The former Manchester United player is accused of causing actual bodily harm as well as using coercive behaviour towards former partner Kate Greville, 37, between April 2017 and November 2020. He has also faced allegations of assaulting his ex’s sister – all of which he denies.
The trial had been adjourned for almost seven months owing to a backlog of cases at the court. It is expected to last two weeks. In late June Giggs confirmed that he would be stepping down as Wales manager after the national team qualified for the World Cup for the first time since 1958 under caretaker Rob Page.
In a statement announcing the decision, Giggs said: “After much consideration, I am standing down from my position as manager of the Wales men’s national team with immediate effect.

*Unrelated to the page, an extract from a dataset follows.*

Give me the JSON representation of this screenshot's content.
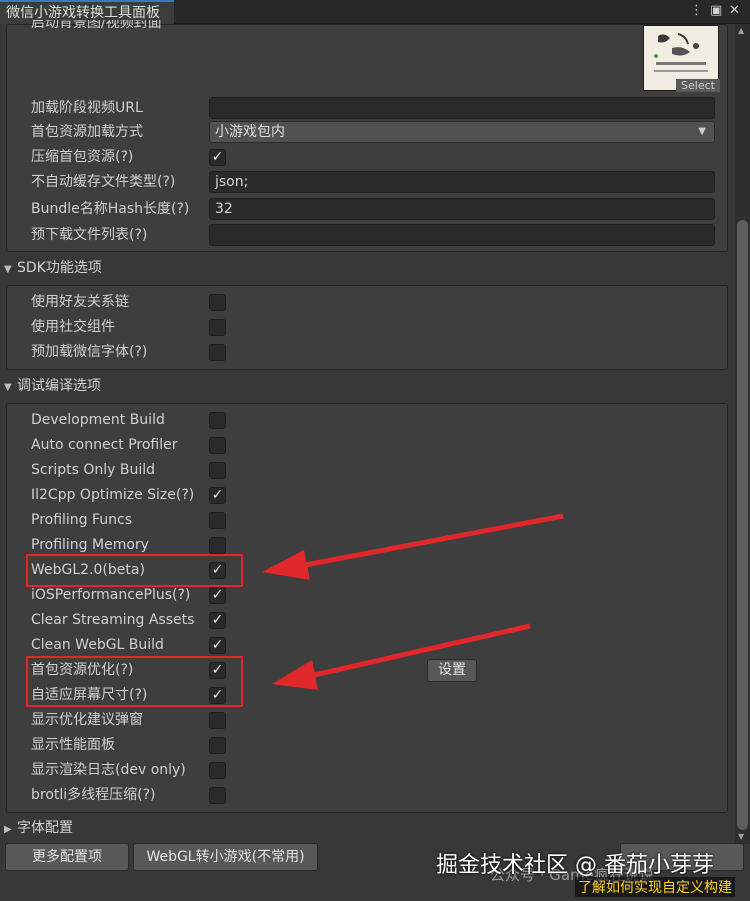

“It has been an honour and a privilege to manage my country, but it is only right that the Wales FA, the coaching staff and the players prepare for the tournament with certainty, clarification and without speculation around the position of their head coach.
“As has been well publicised, I have pleaded not guilty to the criminal accusations being heard at Manchester Crown Court. Whilst I am confident in our judicial process, I had hoped that the case would have been heard earlier to enable me to resume my managerial responsibilities.
“Through nobody’s fault the case has been delayed. I do not want the country’s preparations for the World Cup to be affected, destabilised or jeopardised in any way by the continued interest around this case.”
At the time the FAW placed on record their thanks to Giggs for his time in charge but in an exclusive interview with Mirror Football last month, the association’s chief executive Noel Mooney said that the team had evolved under Page and that led to Giggs seeing “the bigger picture.”